Janet: "Only if you don't care that I'm in my nightgown and haven't had a shower."
Me: "That's ok. I'm coming by to take my pants off anyway."
Janet: (Knowing she'll get the whole story when I get there) "Ok."
This emergency phone call was placed by me yesterday after an unfortunate incident in the Winn Dixie parking lot just down the street from Janet's house. I had dropped off the kids at school, then stopped by work with a hungry baby to feed him in Dwayne's office before I ran some more errands. I got caught at work in a thunderstorm, but waited it out, determined to get some things done. So, I FINALLY headed off to the Winn Dixie with freshly fed, sleeping baby in the car.
I parked strategically in the side of the parking lot by the exit doors and proceeded to get the baby out. Upon stepping up to the rear passenger door, I noticed a large pothole under the car. (If you live in New Orleans, you know that potholes are a way of life here.) "Better not step in that" I thought to myself. So I leaned precariously over it and picked up the car seat with still sleeping baby inside. I stepped back, however the curb that was behind me evidently had issues with being stepped on. It tripped me. In what seemed to be slow motion I fought against the inevitable backward fall, but was unsuccessful. I fell backward right on my behind. (Thankfully on my freshly unpregnant but still carrying extra cushion behind) Car seat with still sleeping baby fell too, right on top of me, I'm grateful to say.

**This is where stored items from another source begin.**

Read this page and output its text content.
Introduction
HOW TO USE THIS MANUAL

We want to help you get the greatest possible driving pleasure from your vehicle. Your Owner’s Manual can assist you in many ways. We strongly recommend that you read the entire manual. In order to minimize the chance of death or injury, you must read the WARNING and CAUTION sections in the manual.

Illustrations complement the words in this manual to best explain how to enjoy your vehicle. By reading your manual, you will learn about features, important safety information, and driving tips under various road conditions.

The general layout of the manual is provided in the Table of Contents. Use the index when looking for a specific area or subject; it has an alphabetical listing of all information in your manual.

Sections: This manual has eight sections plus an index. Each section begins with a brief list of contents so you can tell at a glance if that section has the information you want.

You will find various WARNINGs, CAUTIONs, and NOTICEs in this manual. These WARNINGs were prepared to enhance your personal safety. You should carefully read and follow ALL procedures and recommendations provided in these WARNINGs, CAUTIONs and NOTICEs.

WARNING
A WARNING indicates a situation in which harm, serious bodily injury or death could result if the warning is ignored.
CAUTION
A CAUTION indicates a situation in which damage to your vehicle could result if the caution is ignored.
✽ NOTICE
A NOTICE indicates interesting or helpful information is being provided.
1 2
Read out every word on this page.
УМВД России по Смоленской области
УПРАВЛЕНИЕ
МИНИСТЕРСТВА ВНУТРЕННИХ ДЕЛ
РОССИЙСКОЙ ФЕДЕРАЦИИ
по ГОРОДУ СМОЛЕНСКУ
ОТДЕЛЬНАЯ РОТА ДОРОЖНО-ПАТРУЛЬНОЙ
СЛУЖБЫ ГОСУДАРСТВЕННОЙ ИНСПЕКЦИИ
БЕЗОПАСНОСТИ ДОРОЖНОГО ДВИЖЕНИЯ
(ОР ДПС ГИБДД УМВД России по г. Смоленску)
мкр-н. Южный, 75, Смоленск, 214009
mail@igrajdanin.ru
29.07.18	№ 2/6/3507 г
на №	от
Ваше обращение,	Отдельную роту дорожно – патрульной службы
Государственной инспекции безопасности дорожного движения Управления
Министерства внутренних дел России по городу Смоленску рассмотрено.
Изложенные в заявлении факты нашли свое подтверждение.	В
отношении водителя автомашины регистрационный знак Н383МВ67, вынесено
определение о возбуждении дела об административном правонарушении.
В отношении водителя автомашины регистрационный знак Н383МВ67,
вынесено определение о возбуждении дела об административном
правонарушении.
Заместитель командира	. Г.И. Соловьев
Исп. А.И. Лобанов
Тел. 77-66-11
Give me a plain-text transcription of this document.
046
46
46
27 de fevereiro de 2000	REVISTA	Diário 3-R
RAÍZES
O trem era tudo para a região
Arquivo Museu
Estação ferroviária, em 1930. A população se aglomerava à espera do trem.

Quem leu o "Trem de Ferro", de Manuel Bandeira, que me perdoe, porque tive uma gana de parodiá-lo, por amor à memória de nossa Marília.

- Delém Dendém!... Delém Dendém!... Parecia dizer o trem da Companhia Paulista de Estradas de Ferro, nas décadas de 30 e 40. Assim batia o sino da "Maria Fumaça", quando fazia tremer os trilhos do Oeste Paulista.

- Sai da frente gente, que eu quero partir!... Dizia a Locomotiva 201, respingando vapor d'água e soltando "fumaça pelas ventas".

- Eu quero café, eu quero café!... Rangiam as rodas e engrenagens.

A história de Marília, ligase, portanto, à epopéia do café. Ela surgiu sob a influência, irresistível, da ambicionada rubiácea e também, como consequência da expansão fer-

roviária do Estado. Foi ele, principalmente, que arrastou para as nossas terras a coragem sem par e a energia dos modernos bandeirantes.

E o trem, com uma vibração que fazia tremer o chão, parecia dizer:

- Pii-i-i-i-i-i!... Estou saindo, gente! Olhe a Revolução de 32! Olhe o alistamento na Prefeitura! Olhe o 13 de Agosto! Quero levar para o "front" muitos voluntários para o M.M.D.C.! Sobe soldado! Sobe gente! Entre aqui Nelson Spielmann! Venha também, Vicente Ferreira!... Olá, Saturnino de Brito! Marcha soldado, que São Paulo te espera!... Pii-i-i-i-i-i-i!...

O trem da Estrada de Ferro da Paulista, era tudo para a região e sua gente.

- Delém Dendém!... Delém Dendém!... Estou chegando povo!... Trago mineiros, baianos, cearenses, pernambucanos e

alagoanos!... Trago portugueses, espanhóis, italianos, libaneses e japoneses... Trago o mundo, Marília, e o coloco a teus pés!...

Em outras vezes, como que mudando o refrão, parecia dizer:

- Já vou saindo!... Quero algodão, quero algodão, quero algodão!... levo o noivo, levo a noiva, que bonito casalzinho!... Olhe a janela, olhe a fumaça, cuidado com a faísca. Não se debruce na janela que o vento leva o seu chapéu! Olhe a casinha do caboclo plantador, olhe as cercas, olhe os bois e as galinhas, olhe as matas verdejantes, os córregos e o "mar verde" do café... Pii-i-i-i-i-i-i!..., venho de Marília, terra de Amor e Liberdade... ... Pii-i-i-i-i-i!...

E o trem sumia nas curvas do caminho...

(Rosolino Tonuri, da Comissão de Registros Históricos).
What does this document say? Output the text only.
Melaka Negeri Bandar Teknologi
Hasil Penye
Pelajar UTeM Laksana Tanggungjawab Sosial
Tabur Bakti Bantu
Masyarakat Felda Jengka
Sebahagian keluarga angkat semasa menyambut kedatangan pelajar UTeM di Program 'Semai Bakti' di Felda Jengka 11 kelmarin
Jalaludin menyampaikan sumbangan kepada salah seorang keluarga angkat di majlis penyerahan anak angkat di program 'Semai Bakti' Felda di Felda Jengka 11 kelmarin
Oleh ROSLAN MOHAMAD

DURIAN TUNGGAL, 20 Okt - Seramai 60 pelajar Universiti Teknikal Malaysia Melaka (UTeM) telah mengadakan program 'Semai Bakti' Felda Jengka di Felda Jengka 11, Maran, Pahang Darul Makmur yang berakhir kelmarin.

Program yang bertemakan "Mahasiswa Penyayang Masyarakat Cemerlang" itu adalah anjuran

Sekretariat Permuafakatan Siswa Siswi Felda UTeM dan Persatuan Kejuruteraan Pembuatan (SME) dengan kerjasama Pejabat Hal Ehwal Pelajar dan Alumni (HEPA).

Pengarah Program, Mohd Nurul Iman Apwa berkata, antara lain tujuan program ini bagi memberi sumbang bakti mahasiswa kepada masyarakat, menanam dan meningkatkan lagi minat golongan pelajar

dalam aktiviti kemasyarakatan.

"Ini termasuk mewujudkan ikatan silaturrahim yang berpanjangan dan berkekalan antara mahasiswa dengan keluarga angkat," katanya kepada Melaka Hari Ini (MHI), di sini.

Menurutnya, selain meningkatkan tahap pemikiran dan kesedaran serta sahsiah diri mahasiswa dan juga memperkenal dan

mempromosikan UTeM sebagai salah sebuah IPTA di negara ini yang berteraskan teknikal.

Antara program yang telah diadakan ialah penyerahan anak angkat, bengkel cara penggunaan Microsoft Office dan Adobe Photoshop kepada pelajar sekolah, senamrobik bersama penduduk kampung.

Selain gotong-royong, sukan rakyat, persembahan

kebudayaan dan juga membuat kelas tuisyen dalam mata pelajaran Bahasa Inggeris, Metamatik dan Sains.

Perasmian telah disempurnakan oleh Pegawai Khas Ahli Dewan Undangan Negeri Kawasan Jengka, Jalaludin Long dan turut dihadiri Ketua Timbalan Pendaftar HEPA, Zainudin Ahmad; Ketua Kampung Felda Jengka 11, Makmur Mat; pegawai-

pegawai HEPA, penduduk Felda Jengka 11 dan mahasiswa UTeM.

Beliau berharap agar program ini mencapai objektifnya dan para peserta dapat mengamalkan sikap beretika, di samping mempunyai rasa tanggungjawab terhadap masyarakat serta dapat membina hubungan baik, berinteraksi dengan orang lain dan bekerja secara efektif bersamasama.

Now on a dry day in New orleans, sitting on the ground will give you a wet rear end. If you recall the above mentioned thunderstorm, however, then you can imagine how wet and muddy my behind was as a result of my plop onto the grassy curb. A kindly older gentleman witnessed my mishap and came running over to help me up. He assisted me back to my feet and I smiled bravely to assure him he could go his merry way. Then I put car seat with the still sleeping baby back into the car and, hands shaking, got back into the drivers seat. My first plan was to go home. But then my inner rebel kicked in and completely refused to be defeated. I was NOT going to go all the way home, change, and start over. Neither could I enter WinnDixie in my current state.
This brings me to the phone call referenced above. A plan had begun to form in my mind. Janet lives right down the street. Now Janet is one of those friends who has seen many of my worst moments. She's just plain real and just plain there for me. She is one of few that has withheld judgement from me and simply been a friend. You can't surprise her and you can't shock her. So I knew it would be nothing to call her and ask to come over and strip off my pants. Actually, I've been blessed with an unusually high number of this kind of friend in my life. Perhaps God knew how much help and understanding I would need. For whatever reason, He has chosen to give me the gift of amazing friends, and has provided them wherever I've gone. Some from childhood (that's you, C!) and some from college, some from churches here and there, and some my mother bore herself!!
So I proceeded to Janet's where she came up with an ingenious plan of her own. I stood in the bathroom doorway while she blow-dried my butt. I didn't even have to take off the pants. She sent me out the door in decent enough shape so still sleeping baby and I could accomplish our desperately needed grocery run.
I didn't know until the next day when two huge bruises appeared and some stiffness was felt, that I had had a fairly serious fall. It's kinda like life. Here's something I have learned: I can't and neither do I want to, spend this life doing it all on my own. Sometimes I don't know how bad it is until the shock wears off. Sometimes I need help, sometimes I need advice, sometimes I need a shoulder to cry on, and sometimes I need someone to blow dry my butt. Today, especially as I'm entering a new phase in life and trying to make hard decisions I'm exceedingly grateful for those angels God has given me, and grateful for the opportunities I've had to be an angel for someone else. So many thanks to those of you who have been and are there for me. Thanks for letting me call and cry. Thanks for being mad when somebody hurts me. Thanks for loving my kids. Thanks for cheering when I have a success. Thanks for not cheering when you were right and I wasn't. You are one of my most precious gifts. If you're ever in New Orleans and need someone to blow dry your butt... just call.